I'm seeing some off-the-mark responses to the news–first reported by Education Week's Stephen Sawchuck, and then picked up by the New York Times–that many of the new, high-stakes teacher evaluation systems are rating only 2-6 percent of teachers ineffective. This is being greeted by some supporters of numbers-driven teacher reform as a disappointment, while skeptics, like American Federation of Teachers president Randi Weingarten, are suggesting this proves the vast majority of teachers are great performers, after all.
I don't think we can jump to either conclusion. First of all, the goal of these systems is not necessarily to fire large numbers of teachers, it is to help them improve their practice, since previously, most American educators received little constructive feedback on their work. Most new evaluation plans include more classroom observations, which means teachers are not just receiving number ratings, but actual notes and suggestions on their instruction. Of course, whether that feedback is helpful or useless depends entirely on the quality of the administrator.
Contra Nicholas Beaudrot, it's not true that education reformers have a "hazy" idea of how many bad teachers they'd like to see lose their jobs after this overhaul. I've asked a number of prominent accountability hawks that question over the past six years and the answer I've heard most frequently is "5 to 10 percent." As Matthew DiCarlo explains, that estimate is culled from the research of the ubiquitous Stanford economist Eric Hanushek, and by that standard, these evaluation systems are already half way to where they are intended to be, a reasonable outcome for something so new.

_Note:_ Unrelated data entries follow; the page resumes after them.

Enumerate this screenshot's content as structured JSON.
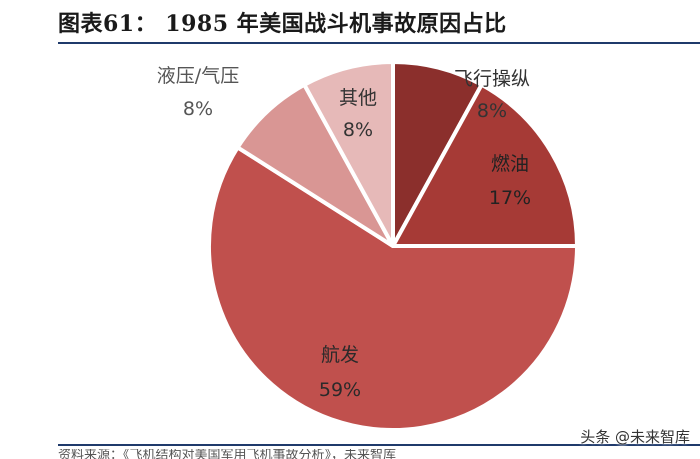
{
  "header": {
    "title": "图表61： 1985 年美国战斗机事故原因占比"
  },
  "footer": {
    "source_text": "资料来源：《飞机结构对美国军用飞机事故分析》，未来智库",
    "watermark": "头条 @未来智库"
  },
  "chart_data": {
    "type": "pie",
    "title": "1985 年美国战斗机事故原因占比",
    "start_angle_deg": 0,
    "direction": "clockwise",
    "legend": "none",
    "slices": [
      {
        "name": "飞行操纵",
        "value": 8,
        "label": "8%",
        "color": "#8b2f2c",
        "text_color": "#333333"
      },
      {
        "name": "燃油",
        "value": 17,
        "label": "17%",
        "color": "#a63a36",
        "text_color": "#222222"
      },
      {
        "name": "航发",
        "value": 59,
        "label": "59%",
        "color": "#c0504d",
        "text_color": "#2a2a2a"
      },
      {
        "name": "液压/气压",
        "value": 8,
        "label": "8%",
        "color": "#d99694",
        "text_color": "#555555"
      },
      {
        "name": "其他",
        "value": 8,
        "label": "8%",
        "color": "#e6b9b8",
        "text_color": "#333333"
      }
    ]
  }
}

That said, I'm still quite skeptical that the new evaluation plans will transfrom the teaching profession, in part because of the lessons from history I'm learning as I research my book. For over a century, school reformers have been dissatisfied with how teachers are evaluated, yet overhauling rating systems has not, historically, been an effective way to improve educational outcomes for kids. This is like hoping to lose weight by buying a new, high-tech scale, without changing your diet or exercise routines.
During the late nineteenth century, the New York City schools used an "excellent-good-fair-bad" rating system for teachers. When reformer William Maxwell became superintendent in 1898, he complained that 99.5 percent of teachers were rated "good" and instituted a plan to grade teachers on an A-D scale instead. The city distributed intricate tables for judging teachers’ output. First, teachers would be measured by evidence of their students’ learning, which could be demonstrated through test scores or examples of children’s essays, penmanship, and drawings. Teachers would also be judged on their personal characteristics and given numeric ratings in largely subjective categories, such as “obedience,” “honesty of work,” “dress,” “voice,” and “force of character.” A teacher’s command of classroom discipline could be assessed by counting the number of students who were late or unruly, and even by timing the number of seconds and minutes it took for a teacher to distribute or collect worksheets.
By the late teens, the vast majorty of teachers were earning perennial ratings of B+, the exact sort of slightly-better-than-average rating that had predominated under the previous plan. In prominent education journals, dissident principals like Alexander Fichlander, a Brooklyn leftist, explained that the paperwork involved with implementing the system was so burdensome that administrators rushed through it; what's more, there was little incentive to spend a lot of time rating teachers if the district provided no extra funding or training to those who needed to improve. Additionally, when managers find it is difficult to replace low-performing teachers with workers who are more effective–another likely outcome–they may decide evaluation systems are not worth their time.
Because of these problems, by mid-century, detailed evaluation systems were being replaced by simpler "satisfactory-unsatisfactory" plans, which today are being replaced by value-added measurement and frequent observation notes. But if the new evaluation systems end up being more about paperwork than about improving practice, then they, too, will fail to improve instruction and will lose their political palatibility.